Going Distributed Makes Data Free & Dependable
Qri doesn’t need a central server to work, instead it’s built in a distributed, peer-2-peer architecture that moves data by connecting computers directly. By connecting computers directly, we make storing data on Qri free, because datasets don’t have to be stored in the cloud. Your “payment” is the hard drive space to store the data you want to keep. This frees up datasets to get as big as they need to be, and stored wherever makes the most sense.

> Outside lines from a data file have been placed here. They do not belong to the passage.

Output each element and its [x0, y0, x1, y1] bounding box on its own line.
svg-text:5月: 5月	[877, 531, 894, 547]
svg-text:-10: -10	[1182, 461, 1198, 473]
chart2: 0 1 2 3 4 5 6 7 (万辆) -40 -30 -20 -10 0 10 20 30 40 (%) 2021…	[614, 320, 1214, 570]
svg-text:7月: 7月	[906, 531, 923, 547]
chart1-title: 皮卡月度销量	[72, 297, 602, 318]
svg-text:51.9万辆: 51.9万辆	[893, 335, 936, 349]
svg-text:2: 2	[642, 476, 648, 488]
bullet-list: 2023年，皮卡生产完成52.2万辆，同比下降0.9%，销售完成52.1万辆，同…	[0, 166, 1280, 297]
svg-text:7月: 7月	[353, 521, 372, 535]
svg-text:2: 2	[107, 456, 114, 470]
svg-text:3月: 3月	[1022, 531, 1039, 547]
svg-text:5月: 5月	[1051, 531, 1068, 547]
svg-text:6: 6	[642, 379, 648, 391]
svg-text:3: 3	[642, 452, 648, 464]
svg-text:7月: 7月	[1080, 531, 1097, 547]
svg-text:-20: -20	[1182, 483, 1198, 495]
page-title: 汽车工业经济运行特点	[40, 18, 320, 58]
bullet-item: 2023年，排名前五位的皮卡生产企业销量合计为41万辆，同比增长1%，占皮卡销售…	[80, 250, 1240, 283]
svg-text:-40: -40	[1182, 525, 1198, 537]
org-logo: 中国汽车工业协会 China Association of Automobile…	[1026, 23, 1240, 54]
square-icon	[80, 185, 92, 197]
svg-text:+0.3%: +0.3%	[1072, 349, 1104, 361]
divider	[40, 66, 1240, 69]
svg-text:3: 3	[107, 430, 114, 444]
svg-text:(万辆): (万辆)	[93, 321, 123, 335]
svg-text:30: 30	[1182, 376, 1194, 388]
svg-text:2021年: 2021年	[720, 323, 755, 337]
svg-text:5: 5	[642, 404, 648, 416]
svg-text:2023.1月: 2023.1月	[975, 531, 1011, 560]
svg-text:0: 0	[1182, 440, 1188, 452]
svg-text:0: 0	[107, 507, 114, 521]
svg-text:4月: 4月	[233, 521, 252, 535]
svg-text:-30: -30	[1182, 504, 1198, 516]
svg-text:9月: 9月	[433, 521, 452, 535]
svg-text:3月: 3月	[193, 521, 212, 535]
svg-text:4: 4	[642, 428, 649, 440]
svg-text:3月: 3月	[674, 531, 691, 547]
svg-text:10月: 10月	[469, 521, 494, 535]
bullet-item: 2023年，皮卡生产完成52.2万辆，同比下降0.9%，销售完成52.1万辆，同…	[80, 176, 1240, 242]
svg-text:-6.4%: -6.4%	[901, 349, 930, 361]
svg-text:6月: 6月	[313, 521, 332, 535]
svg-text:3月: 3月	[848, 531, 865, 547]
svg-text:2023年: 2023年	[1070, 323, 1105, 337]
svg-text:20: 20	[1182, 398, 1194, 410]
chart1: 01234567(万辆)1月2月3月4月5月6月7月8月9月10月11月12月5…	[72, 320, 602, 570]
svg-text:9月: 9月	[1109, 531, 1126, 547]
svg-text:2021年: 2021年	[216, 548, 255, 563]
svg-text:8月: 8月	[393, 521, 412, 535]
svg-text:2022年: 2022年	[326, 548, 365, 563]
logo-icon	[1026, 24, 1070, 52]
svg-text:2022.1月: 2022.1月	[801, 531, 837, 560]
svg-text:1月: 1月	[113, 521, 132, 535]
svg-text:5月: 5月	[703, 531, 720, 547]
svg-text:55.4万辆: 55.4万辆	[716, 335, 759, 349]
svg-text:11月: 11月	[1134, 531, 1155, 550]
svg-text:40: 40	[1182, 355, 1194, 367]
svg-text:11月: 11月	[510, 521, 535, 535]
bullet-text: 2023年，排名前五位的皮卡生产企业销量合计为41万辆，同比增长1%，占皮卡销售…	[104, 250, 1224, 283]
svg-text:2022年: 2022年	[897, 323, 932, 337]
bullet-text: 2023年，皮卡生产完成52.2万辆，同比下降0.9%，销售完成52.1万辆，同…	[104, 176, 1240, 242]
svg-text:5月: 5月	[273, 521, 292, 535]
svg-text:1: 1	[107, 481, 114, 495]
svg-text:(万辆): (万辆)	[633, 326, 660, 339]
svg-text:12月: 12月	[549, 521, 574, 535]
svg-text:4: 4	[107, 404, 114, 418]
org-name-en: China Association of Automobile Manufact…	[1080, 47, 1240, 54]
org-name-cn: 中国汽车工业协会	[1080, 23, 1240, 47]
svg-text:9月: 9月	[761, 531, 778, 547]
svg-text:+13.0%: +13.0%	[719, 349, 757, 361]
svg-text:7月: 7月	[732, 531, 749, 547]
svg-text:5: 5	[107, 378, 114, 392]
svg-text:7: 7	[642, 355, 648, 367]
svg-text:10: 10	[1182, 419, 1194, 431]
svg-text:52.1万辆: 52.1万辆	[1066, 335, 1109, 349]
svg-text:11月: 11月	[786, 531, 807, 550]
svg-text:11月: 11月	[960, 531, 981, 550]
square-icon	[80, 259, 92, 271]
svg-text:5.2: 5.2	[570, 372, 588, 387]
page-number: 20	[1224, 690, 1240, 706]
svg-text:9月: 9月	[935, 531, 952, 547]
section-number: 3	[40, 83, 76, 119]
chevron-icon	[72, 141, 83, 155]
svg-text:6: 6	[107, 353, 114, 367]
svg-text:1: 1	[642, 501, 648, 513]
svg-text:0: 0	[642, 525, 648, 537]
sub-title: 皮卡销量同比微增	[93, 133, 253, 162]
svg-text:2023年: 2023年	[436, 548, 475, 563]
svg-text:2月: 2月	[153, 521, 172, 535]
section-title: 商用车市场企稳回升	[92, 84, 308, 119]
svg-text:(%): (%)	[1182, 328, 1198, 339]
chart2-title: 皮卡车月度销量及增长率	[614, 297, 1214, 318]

How Distributed Storage Works
A Qri “repo” is an organized collection of blocks on your hard drive that make up datasets. When you talk to Qri, you ask for datasets, Qri handles the process of breaking up data into blocks & deduplicating dataset versions for storage.
IPFS stands for the Inter Planetary File System, it’s a content-addressed, distributed internet. IPFS is very fun, and well worth reading about. Qri leverages the content-addressing scheme of the distributed web to provide global, immutable identifiers for datasets. By default Qri is configured to use IPFS as its “distributed web implementation”, but is architected to support multiple content-addressed storage formats
Qri defaults to storing those blocks in an IPFS repo, which comes in very handy when you want to send a dataset to someone else, or get datasets from the distributed web.
Connecting Qri Peers
When it’s time to share & download datasets, Qri repos can connect to the distributed web, and become a peer in a network of data exchange, working with both IPFS and Qri peers. Qri peers are able to do special things like sync & preview datasets and behave like a traditional IPFS peer.
Peers connected in your home, offices, school or lab will be faster because they’re closer together. Qri will work without a connection to the broader internet. When you work with a dataset that you’ve stored locally, the network isn’t involved at all, which makes accessing data quick, and again cuts the cost of access to zero.
Going distributed also has the added benefit of making datasets immutable. Meaning they can’t change without your knowledge. If you can trust a dataset, you can build on it.